I know it's a pain in the neck when you are so shattered, but try a sleep log as per Elizabeth Pantley's book.

It really helped me several times to nail down what was up with DD.

I think the 3 likely causes are:
1. pain/discomfort - for us this presents as erratic wakings, no real pattern to them, but usually very short sleeps and lots of wakings. Also a real giveaway is when I go to her, it doesn't cheer her up, she'd often continue to scream in my arms for hours too

2. Dependency on you to fall asleep (I think this is what people call *habit*). If this is the case, the wakings will be quite regular - she'll need you at the end of every sleep cycle, which was very close to 2-hourly for DD. And when you go to her, she'll follow quite a similar response every time that basically just involves her settling back to sleep whether it's via a feed or whatever. We had this problem once her ears were fixed - the pain was gone, but she'd never had to resettle before cos she'd never completed a sleep cycle. It was a fairly quick and painless process to wean off feeding to sleep at every waking, but it was a bit harder to wean off needing a cuddle at every waking. I found for DD, who is very much a mummy's girl, that sending DH in (could be your mum though) as she still got the comfort, but she wasn't nearly so clingy and would lie down in her cot as soon as he appeared. She's still often waking about 3 times a night though. I guess if this is the problem, a VR type approach might help, although I'd personally not advocate one. Night weaning and forcing her to find an alternative sleep cue should help, unless the alternative cue still involves you.

3. She misses you!
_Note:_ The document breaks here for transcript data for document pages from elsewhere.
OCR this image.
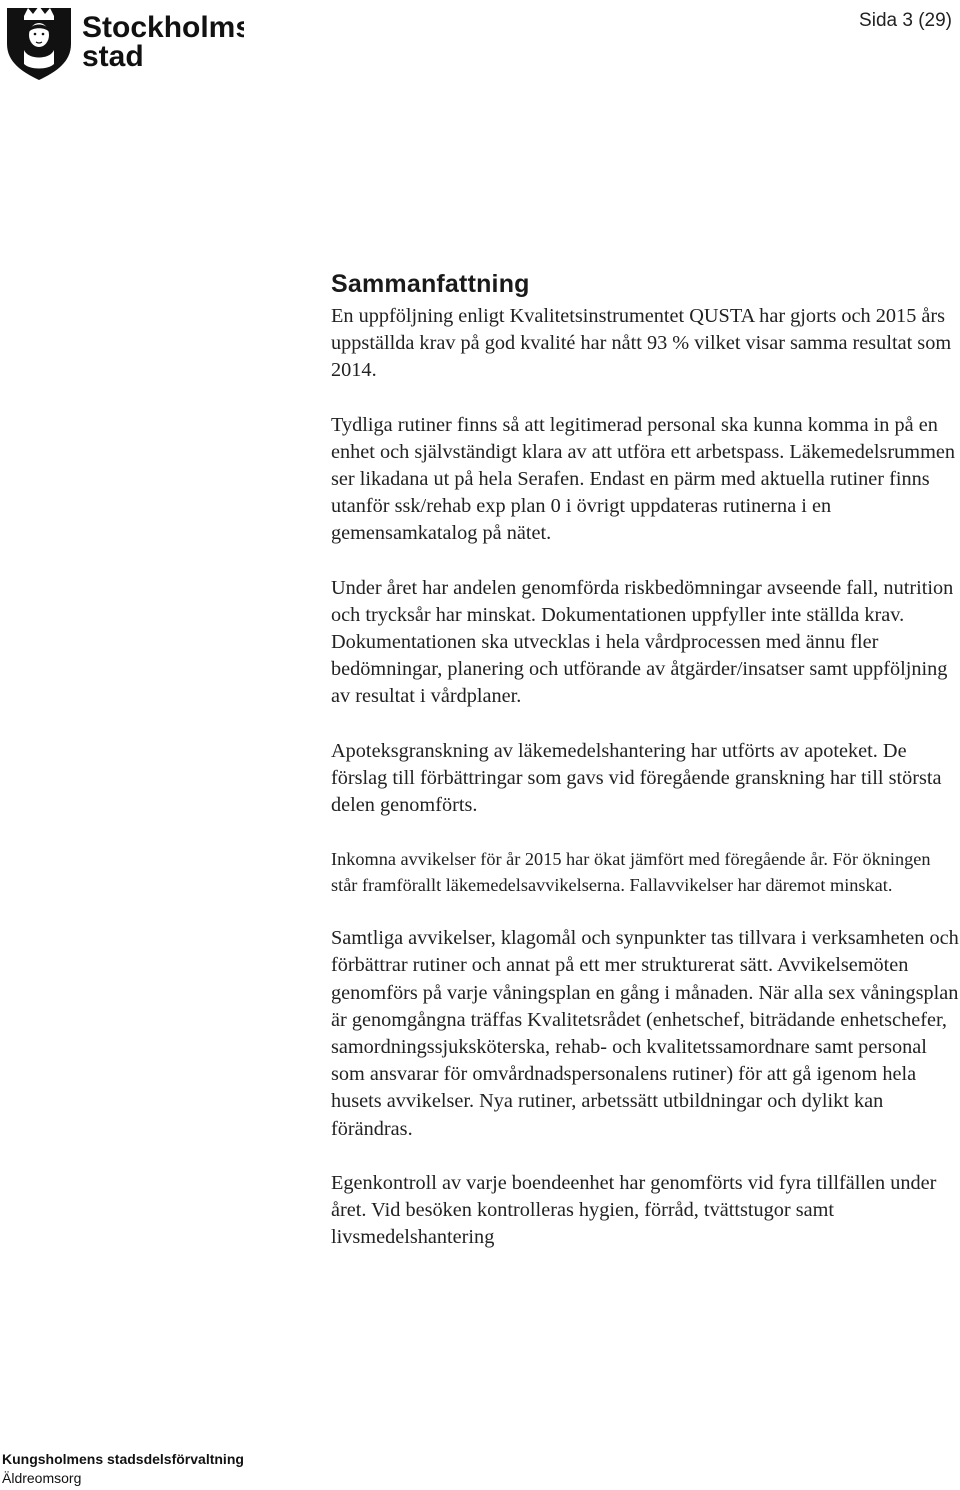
Stockholms
stad
Sida 3 (29)
Sammanfattning

En uppföljning enligt Kvalitetsinstrumentet QUSTA har gjorts och 2015 års uppställda krav på god kvalité har nått 93 % vilket visar samma resultat som 2014.

Tydliga rutiner finns så att legitimerad personal ska kunna komma in på en enhet och självständigt klara av att utföra ett arbetspass. Läkemedelsrummen ser likadana ut på hela Serafen. Endast en pärm med aktuella rutiner finns utanför ssk/rehab exp plan 0 i övrigt uppdateras rutinerna i en gemensamkatalog på nätet.

Under året har andelen genomförda riskbedömningar avseende fall, nutrition och trycksår har minskat. Dokumentationen uppfyller inte ställda krav. Dokumentationen ska utvecklas i hela vårdprocessen med ännu fler bedömningar, planering och utförande av åtgärder/insatser samt uppföljning av resultat i vårdplaner.

Apoteksgranskning av läkemedelshantering har utförts av apoteket. De förslag till förbättringar som gavs vid föregående granskning har till största delen genomförts.

Inkomna avvikelser för år 2015 har ökat jämfört med föregående år. För ökningen står framförallt läkemedelsavvikelserna. Fallavvikelser har däremot minskat.

Samtliga avvikelser, klagomål och synpunkter tas tillvara i verksamheten och förbättrar rutiner och annat på ett mer strukturerat sätt. Avvikelsemöten genomförs på varje våningsplan en gång i månaden. När alla sex våningsplan är genomgångna träffas Kvalitetsrådet (enhetschef, biträdande enhetschefer, samordningssjuksköterska, rehab- och kvalitetssamordnare samt personal som ansvarar för omvårdnadspersonalens rutiner) för att gå igenom hela husets avvikelser. Nya rutiner, arbetssätt utbildningar och dylikt kan förändras.

Egenkontroll av varje boendeenhet har genomförts vid fyra tillfällen under året. Vid besöken kontrolleras hygien, förråd, tvättstugor samt livsmedelshantering

Kungsholmens stadsdelsförvaltning
Äldreomsorg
This seems to present as she howls for you when she wakes up, settles very quickly once you are there, usually requires a cuddle for us, and then howls again the instant you try to leave, even if she's all but asleep. This is our problem now - she'll sleep happily in bed with us or with DH in the spare bed next to hers, but we don't really want to start co-sleeping cos we're expecting #2 soon and DD's a super light sleeper so I don't want her being disturbed every time #2 wakes. So I'm still working on a solution to this one!

Anyway, you aren't alone in all this and you are welcome to moan to me anytime I wish there was more I could do!